A Dish Fit for the Gods
Through January 14, 2016
Private preview: November 16, 2015
Unit 21, Alserkal Avenue
T +9714 0 3469906
Lawrie Shabibi is pleased to present A Dish Fit for the Gods by Farhad Ahrarnia, his first solo at the gallery. A Dish Fit for the Gods juxtaposes ancient imagery, 20th-century modernism, hand-embroidered textiles depicting archival images of actors, spies and authors, metalwork and a new series of Khatam (Persian micro-mosaic) works.
In the 20th century, the fever of Egypt worked its way into the arts, theatre and dance, architecture and literature, and the development of modernist projects. Ahrarnia explores the aesthetic outcome of these parallel sensibilities, wherein high modernism converges and entangles with the ancient, mythical and exotic.
Ahrarnia’s new pictorial works are in two groups: large-scale images of dancers from the 1920s and 30s, dressed “Egyptian style” embroidered with patterns referencing the textile designs of Sonia Delauney; and more intimate portraits of named individuals from the 1910s–50s. By selecting these images of dancers and actresses in exotic attire from different decades, Ahrarnia traces the changing attitudes of acceptability throughout the first half of the 20th century, questioning notions of progress and liberalism in the Western world through time. In his embroidered portraits, Ahrarnia translates these notions into his own visual idiom—the coded language of espionage and mystery writing represented by the needlework cross-stitch.

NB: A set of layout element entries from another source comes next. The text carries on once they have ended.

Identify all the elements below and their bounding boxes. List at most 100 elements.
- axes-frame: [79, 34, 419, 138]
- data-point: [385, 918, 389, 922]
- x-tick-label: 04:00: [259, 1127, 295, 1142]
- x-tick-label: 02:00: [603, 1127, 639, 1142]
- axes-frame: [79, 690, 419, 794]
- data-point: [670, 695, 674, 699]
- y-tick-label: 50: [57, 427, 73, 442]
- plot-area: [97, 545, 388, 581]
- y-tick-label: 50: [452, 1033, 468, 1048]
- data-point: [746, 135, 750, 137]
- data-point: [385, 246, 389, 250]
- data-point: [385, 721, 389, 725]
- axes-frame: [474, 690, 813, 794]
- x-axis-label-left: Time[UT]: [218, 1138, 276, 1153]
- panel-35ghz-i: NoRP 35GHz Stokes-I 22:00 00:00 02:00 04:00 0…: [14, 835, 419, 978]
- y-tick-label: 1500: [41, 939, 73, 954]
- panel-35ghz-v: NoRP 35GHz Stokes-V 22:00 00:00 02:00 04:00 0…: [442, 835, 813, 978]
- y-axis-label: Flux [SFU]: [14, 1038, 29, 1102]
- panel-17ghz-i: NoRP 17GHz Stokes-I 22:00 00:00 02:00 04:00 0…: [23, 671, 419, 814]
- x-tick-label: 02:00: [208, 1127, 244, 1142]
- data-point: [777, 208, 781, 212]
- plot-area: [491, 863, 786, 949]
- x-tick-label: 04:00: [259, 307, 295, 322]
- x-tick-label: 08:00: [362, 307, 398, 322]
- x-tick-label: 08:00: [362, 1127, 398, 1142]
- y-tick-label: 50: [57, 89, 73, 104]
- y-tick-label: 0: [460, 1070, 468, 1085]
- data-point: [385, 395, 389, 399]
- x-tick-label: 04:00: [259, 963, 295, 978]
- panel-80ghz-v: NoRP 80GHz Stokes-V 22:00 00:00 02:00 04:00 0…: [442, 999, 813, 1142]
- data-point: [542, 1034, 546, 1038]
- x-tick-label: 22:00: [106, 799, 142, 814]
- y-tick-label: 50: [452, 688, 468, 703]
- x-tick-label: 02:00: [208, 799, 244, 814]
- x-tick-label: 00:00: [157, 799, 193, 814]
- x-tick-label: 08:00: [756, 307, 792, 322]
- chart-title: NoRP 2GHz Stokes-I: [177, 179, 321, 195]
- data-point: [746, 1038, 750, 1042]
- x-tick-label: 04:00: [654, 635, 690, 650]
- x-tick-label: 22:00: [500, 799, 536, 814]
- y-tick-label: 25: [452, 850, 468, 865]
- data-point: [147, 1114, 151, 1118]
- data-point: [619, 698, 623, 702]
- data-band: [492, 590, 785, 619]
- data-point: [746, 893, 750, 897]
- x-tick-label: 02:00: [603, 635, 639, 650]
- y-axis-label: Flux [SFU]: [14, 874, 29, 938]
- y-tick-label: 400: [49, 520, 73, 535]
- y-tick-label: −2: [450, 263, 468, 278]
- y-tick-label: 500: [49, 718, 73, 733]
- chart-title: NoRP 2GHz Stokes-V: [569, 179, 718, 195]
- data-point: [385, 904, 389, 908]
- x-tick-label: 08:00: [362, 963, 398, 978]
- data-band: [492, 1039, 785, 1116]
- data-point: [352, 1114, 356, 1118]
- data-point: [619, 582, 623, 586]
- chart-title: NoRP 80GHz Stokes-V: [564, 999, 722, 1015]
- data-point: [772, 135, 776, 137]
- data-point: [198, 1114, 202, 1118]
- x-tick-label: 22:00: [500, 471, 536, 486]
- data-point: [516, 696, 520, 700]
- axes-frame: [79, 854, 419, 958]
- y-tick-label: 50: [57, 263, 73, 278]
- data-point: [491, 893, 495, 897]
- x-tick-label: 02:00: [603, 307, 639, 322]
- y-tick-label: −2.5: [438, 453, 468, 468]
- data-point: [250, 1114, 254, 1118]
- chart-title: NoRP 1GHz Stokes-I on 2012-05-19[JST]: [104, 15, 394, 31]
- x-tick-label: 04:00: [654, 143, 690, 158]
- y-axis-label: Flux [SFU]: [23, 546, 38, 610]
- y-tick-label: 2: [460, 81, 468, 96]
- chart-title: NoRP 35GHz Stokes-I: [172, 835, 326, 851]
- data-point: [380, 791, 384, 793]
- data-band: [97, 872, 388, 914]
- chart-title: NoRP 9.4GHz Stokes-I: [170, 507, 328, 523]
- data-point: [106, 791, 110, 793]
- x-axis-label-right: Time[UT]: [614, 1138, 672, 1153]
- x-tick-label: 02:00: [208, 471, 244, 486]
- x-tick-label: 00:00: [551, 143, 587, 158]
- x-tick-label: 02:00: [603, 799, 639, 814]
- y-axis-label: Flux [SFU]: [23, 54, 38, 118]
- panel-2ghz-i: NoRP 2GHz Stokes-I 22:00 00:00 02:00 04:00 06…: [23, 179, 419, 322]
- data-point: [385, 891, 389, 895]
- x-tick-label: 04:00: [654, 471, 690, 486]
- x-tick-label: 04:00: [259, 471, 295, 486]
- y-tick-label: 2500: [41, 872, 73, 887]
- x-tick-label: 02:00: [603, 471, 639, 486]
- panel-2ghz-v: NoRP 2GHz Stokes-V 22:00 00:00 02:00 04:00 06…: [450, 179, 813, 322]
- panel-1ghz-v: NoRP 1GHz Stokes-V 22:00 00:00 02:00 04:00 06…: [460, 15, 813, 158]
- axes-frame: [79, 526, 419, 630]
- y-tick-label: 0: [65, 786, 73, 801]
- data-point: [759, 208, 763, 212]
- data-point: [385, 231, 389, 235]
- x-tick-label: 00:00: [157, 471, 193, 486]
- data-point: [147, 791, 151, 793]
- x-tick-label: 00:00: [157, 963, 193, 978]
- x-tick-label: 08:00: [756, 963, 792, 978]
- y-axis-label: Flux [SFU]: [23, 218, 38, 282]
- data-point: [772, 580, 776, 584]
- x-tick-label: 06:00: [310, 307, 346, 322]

Ahrarnia’s love of anecdotal histories ties together various works. Agatha Christie, the subject of one of the portraits, wrote a number of her mysteries whilst stationed on archeological digs in Iraq with her husband Max Mallowan—most notably Nimrud, where they uncovered the famous Nimrud ivories. Motifs from these ivories (now in the British Museum), highly influenced by contemporary Egyptian artistic trends, are the subjects of Ahrarnia’s two silver-plated metal shovels from The Dig, Nimrud series.

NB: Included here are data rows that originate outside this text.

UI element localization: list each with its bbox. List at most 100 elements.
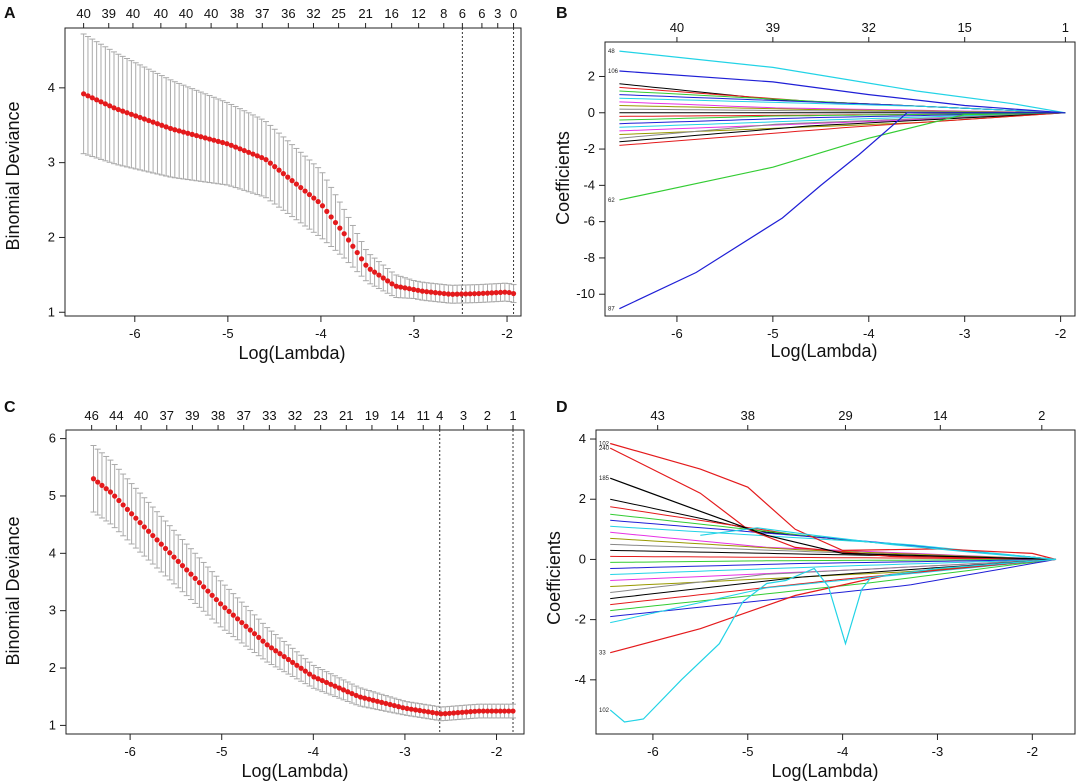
panel-c-deviance-point [247,627,253,633]
panel-c-deviance-point [383,700,389,707]
panel-b-y-tick-label: -2 [583,141,595,156]
panel-c-y-axis-title: Binomial Deviance [3,516,23,665]
panel-c-deviance-point [116,497,122,504]
panel-a-deviance-point [306,191,313,198]
panel-a-deviance-point [371,269,378,275]
panel-b-plot: -6 -5 -4 -3 -2 -10 -8 -6 -4 -2 0 2 40 39 32 15 1 48 106 62 8… [576,20,1076,341]
panel-c-top-tick-label: 1 [509,408,516,423]
panel-c-deviance-point [489,708,495,714]
panel-c-deviance-point [307,671,313,677]
panel-d-y-tick-label: 4 [579,431,586,446]
panel-a-x-axis-title: Log(Lambda) [238,343,345,363]
panel-c-deviance-point [260,638,266,644]
panel-a-deviance-point [172,127,178,133]
panel-c-y-tick-label: 5 [49,488,56,503]
panel-d-coefficient-path [609,447,1057,560]
panel-a-top-tick-label: 25 [331,6,345,21]
panel-a-deviance-point [363,262,369,268]
panel-c-top-tick-label: 37 [160,408,174,423]
panel-d-path-label: 185 [599,476,610,482]
panel-d-coefficient-path [700,527,1057,560]
panel-a-top-tick-label: 12 [411,6,425,21]
panel-a-deviance-point [85,93,91,99]
panel-a-deviance-point [358,256,365,262]
panel-a-deviance-point [415,287,421,293]
panel-c-deviance-point [218,601,224,607]
panel-c-deviance-point [332,683,338,689]
panel-c-deviance-point [120,502,126,508]
panel-b-y-tick-label: 0 [588,105,595,120]
panel-b-y-tick-label: -6 [583,214,595,229]
panel-a-deviance-point [102,101,108,107]
panel-c-deviance-point [175,558,181,564]
panel-d-y-tick-label: -2 [574,612,586,627]
panel-c-deviance-point [150,532,156,539]
panel-c-top-tick-label: 11 [416,408,430,423]
panel-c-deviance-point [273,648,279,654]
panel-d-y-tick-label: -4 [574,672,586,687]
panel-a-deviance-point [476,290,482,297]
panel-c-x-axis-title: Log(Lambda) [241,761,348,781]
panel-b-top-tick-label: 40 [670,20,684,35]
panel-d-path-label: 240 [599,446,610,452]
panel-a-deviance-point [246,149,252,155]
panel-c-deviance-point [311,674,317,680]
panel-a-deviance-point [111,105,117,111]
panel-a-deviance-point [424,289,430,295]
panel-d-coefficient-path [609,477,1057,560]
panel-b-coefficient-path [619,70,1066,114]
panel-c-deviance-point [421,708,427,714]
panel-a-deviance-point [150,119,156,125]
panel-a-top-tick-label: 16 [384,6,398,21]
panel-c-deviance-point [145,528,152,534]
panel-a-deviance-point [419,288,425,294]
panel-a-deviance-point [206,136,213,142]
panel-c-top-tick-label: 4 [436,408,443,423]
panel-c-deviance-point [451,710,457,716]
panel-c-deviance-point [353,692,359,699]
panel-b-coefficient-path [619,112,1066,146]
panel-a-deviance-point [280,171,286,177]
panel-a-deviance-point [432,290,438,296]
panel-a-deviance-point [463,291,469,297]
panel-a-top-tick-label: 38 [230,6,244,21]
panel-a-deviance-point [180,129,187,135]
panel-a-deviance-point [311,195,317,201]
panel-c-deviance-point [256,634,262,641]
panel-a-deviance-point [497,289,504,296]
panel-a-deviance-point [224,141,230,147]
panel-c-deviance-point [264,642,270,648]
panel-c-deviance-point [459,709,465,715]
panel-c-deviance-point [391,702,397,709]
panel-c-deviance-point [404,705,410,712]
panel-c-deviance-point [251,631,258,637]
panel-a-deviance-point [385,278,391,284]
panel-b-coefficient-path [619,97,1066,114]
panel-a-deviance-point [328,214,334,220]
panel-letter-c: C [4,399,16,416]
panel-a-deviance-point [332,219,339,226]
panel-a-deviance-point [380,275,386,281]
panel-c-deviance-point [184,567,190,573]
panel-b-y-tick-label: -4 [583,177,595,192]
panel-c-top-tick-label: 14 [390,408,404,423]
panel-c-y-tick-label: 1 [49,717,56,732]
panel-c-deviance-point [319,677,325,684]
panel-b-coefficient-path [619,112,1066,139]
panel-a-deviance-point [337,225,343,231]
panel-a-y-axis-title: Binomial Deviance [3,101,23,250]
panel-a-deviance-point [163,124,169,130]
panel-c-x-tick-label: -6 [124,744,136,759]
panel-a-deviance-point [402,285,408,291]
panel-c-top-tick-label: 21 [339,408,353,423]
panel-b-path-label: 87 [608,307,615,313]
panel-a-top-tick-label: 37 [255,6,269,21]
panel-a-y-tick-label: 1 [48,304,55,319]
panel-c-top-tick-label: 19 [365,408,379,423]
panel-b-x-axis-title: Log(Lambda) [770,341,877,361]
panel-a-x-tick-label: -3 [408,326,420,341]
panel-c-deviance-point [107,489,114,495]
panel-c-deviance-point [497,708,503,714]
panel-d-x-tick-label: -6 [647,744,659,759]
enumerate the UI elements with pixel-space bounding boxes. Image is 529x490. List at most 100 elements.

Finally, Ahrarnia’s Khatam works tie together Western European and American modernist works to Egyptian themes. With reworkings of Max Bill’s triangular compositions and Roy Lichtenstein’s Great Pyramid, he reverses the familiar flow of orientalism, emphasizing the engagement of the modern with the traditional, the decorative with the scientific, and the interflow between East and West.

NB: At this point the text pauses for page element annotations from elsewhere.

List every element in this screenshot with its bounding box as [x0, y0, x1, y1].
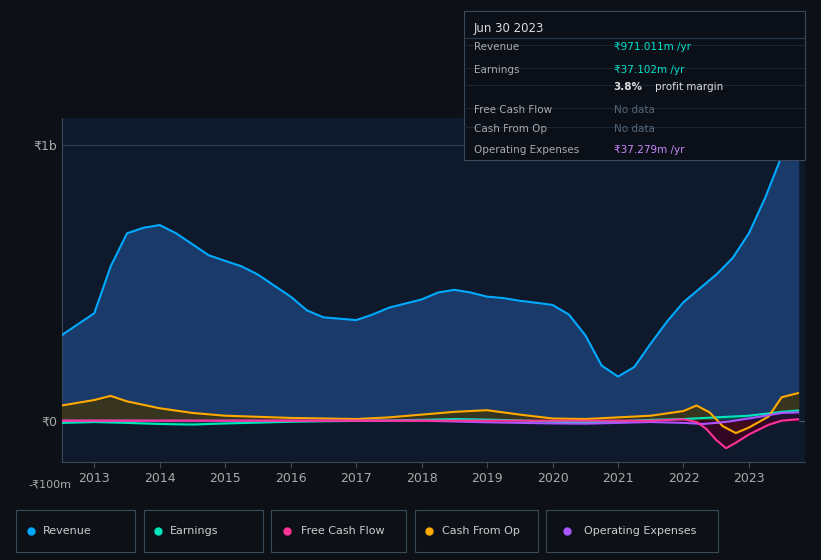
Text: -₹100m: -₹100m — [29, 479, 71, 489]
Text: 3.8%: 3.8% — [614, 82, 643, 92]
Text: Jun 30 2023: Jun 30 2023 — [474, 22, 544, 35]
Text: ₹37.102m /yr: ₹37.102m /yr — [614, 64, 684, 74]
Text: Cash From Op: Cash From Op — [442, 526, 520, 535]
Text: Cash From Op: Cash From Op — [474, 124, 547, 134]
Text: Earnings: Earnings — [170, 526, 218, 535]
Text: No data: No data — [614, 124, 654, 134]
Text: Revenue: Revenue — [43, 526, 91, 535]
Text: profit margin: profit margin — [654, 82, 723, 92]
Text: Free Cash Flow: Free Cash Flow — [300, 526, 384, 535]
Text: Revenue: Revenue — [474, 43, 519, 53]
Text: Operating Expenses: Operating Expenses — [584, 526, 696, 535]
Text: ₹37.279m /yr: ₹37.279m /yr — [614, 145, 684, 155]
Text: Earnings: Earnings — [474, 64, 520, 74]
Text: Operating Expenses: Operating Expenses — [474, 145, 580, 155]
Text: Free Cash Flow: Free Cash Flow — [474, 105, 553, 115]
Text: No data: No data — [614, 105, 654, 115]
Text: ₹971.011m /yr: ₹971.011m /yr — [614, 43, 690, 53]
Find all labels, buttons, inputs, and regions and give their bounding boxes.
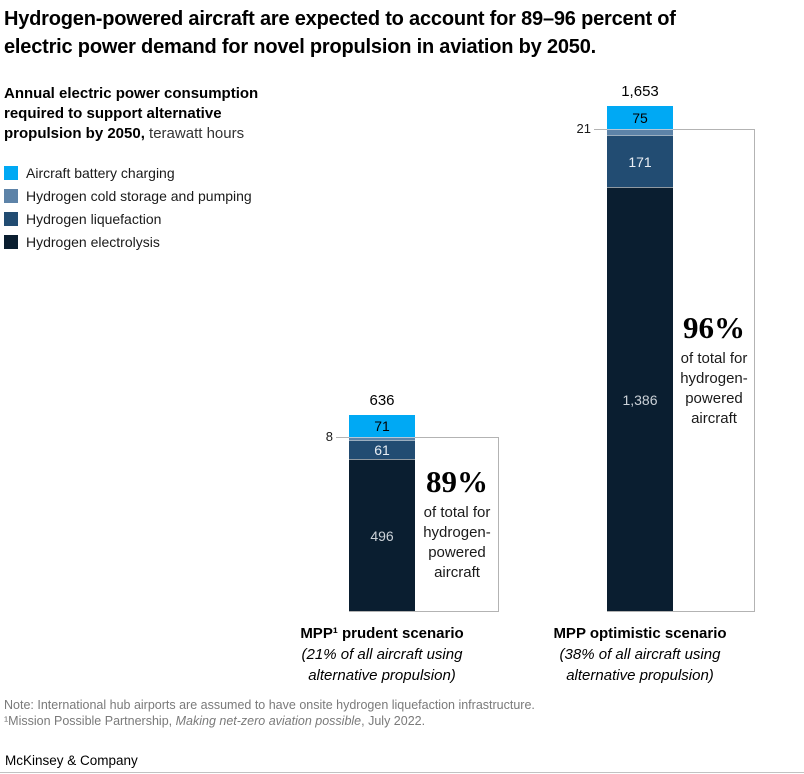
category-label-prudent: MPP¹ prudent scenario (21% of all aircra…	[267, 623, 497, 686]
tick-mark	[336, 437, 349, 438]
footnote-note: Note: International hub airports are ass…	[4, 698, 535, 712]
legend-swatch-icon	[4, 188, 18, 203]
chart-area: 71 61 496 75 171 1,386 636 1,653 8 21 89% of…	[267, 83, 755, 686]
legend-label: Hydrogen cold storage and pumping	[26, 187, 252, 204]
pct-caption: of total for hydrogen- powered aircraft	[680, 350, 748, 427]
bar-segment: 496	[349, 459, 415, 611]
bar-segment: 75	[607, 106, 673, 129]
bottom-divider	[0, 772, 804, 773]
stacked-bar-optimistic: 75 171 1,386	[607, 106, 673, 611]
chart-subtitle-unit: terawatt hours	[144, 125, 245, 142]
segment-value-label: 75	[632, 109, 648, 126]
legend-item-battery-charging: Aircraft battery charging	[4, 161, 252, 184]
footnote: Note: International hub airports are ass…	[4, 698, 535, 729]
category-sublabel: (21% of all aircraft using alternative p…	[301, 646, 463, 684]
chart-subtitle-bold: Annual electric power consumption requir…	[4, 85, 259, 142]
bar-segment	[349, 437, 415, 440]
segment-value-label: 61	[374, 442, 390, 458]
legend-label: Hydrogen electrolysis	[26, 233, 160, 250]
outside-value-label: 8	[325, 429, 333, 444]
legend-label: Aircraft battery charging	[26, 164, 175, 181]
legend-item-cold-storage: Hydrogen cold storage and pumping	[4, 184, 252, 207]
category-label-optimistic: MPP optimistic scenario (38% of all airc…	[525, 623, 755, 686]
stacked-bar-prudent: 71 61 496	[349, 415, 415, 611]
bar-total-label: 1,653	[621, 83, 659, 100]
pct-value: 89%	[426, 464, 488, 499]
legend: Aircraft battery charging Hydrogen cold …	[4, 161, 252, 253]
legend-label: Hydrogen liquefaction	[26, 210, 162, 227]
legend-swatch-icon	[4, 234, 18, 249]
legend-swatch-icon	[4, 165, 18, 180]
segment-value-label: 1,386	[622, 391, 658, 408]
brand-wordmark: McKinsey & Company	[5, 753, 138, 768]
bar-segment: 1,386	[607, 187, 673, 611]
bar-segment: 171	[607, 135, 673, 187]
legend-item-liquefaction: Hydrogen liquefaction	[4, 207, 252, 230]
footnote-source: ¹Mission Possible Partnership, Making ne…	[4, 713, 426, 728]
pct-value: 96%	[683, 310, 745, 345]
legend-item-electrolysis: Hydrogen electrolysis	[4, 230, 252, 253]
legend-swatch-icon	[4, 211, 18, 226]
bar-segment: 71	[349, 415, 415, 437]
category-name: MPP¹ prudent scenario	[300, 625, 464, 642]
bar-segment	[607, 129, 673, 135]
segment-value-label: 71	[374, 418, 390, 434]
category-name: MPP optimistic scenario	[553, 625, 727, 642]
tick-mark	[594, 129, 607, 130]
bar-segment: 61	[349, 440, 415, 459]
pct-annotation-optimistic: 96% of total for hydrogen- powered aircr…	[673, 129, 755, 611]
bar-total-label: 636	[369, 392, 395, 409]
pct-caption: of total for hydrogen- powered aircraft	[423, 504, 491, 581]
page-title: Hydrogen-powered aircraft are expected t…	[4, 8, 676, 58]
category-sublabel: (38% of all aircraft using alternative p…	[559, 646, 721, 684]
pct-annotation-prudent: 89% of total for hydrogen- powered aircr…	[415, 437, 499, 611]
outside-value-label: 21	[576, 121, 591, 136]
segment-value-label: 171	[628, 153, 652, 170]
chart-subtitle: Annual electric power consumption requir…	[4, 84, 324, 144]
segment-value-label: 496	[370, 527, 394, 544]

Farhad Ahrarnia (b. 1971, Shiraz) holds a degree in Experimental and Documentary Film Theory and Practice from the Northern Media School, Sheffield Hallam University, England. Ahrarnia’s solo shows include Stage on Fire, Rose Issa Projects, London, 2014; Canary in a Coal Mine, Rose Issa Projects, London, 2014; and Stitched, Leighton House Museum and Rose Issa Projects, London, 2008. Recent group shows include The Great Game, Iranian Pavilion, 56th Venice Biennale, Venice, 2015; Embroideremania, Hinterland Kunzt Art, Vienna Art Week, 2013; Bringing the War Home, Winchester School of Art, 2013; The Beginning of Thinking is Geometric, Maraya Art Centre and Barjeel foundation, Sharjah, 2013; Cometogether, Edge of Arabia, London, 2012; 6th Tashkent Biennale of Contemporary Art, 2011; and the Sheffield Pavilion at the 52nd Venice Biennale, 2007. His work is in the public collections of the Cartwright Hall Art Gallery, Bradford, Harewood House, Leeds and the British Museum, London.
About Lawrie Shabibi
Lawrie Shabibi is a contemporary art gallery housed in Dubai’s Alserkal Avenue. The gallery supports the long-term development of the careers of young international contemporary artists with a focus on those from the Middle East and North Africa. The gallery has successfully introduced international artists to the region whilst at the same time presented Middle Eastern artists to the international contemporary arts community. By holding a regular programme of exhibitions, screenings and talks, publishing catalogues and participating in international art fairs, Lawrie Shabibi has been a forerunner in the development of the contemporary art scene in Dubai.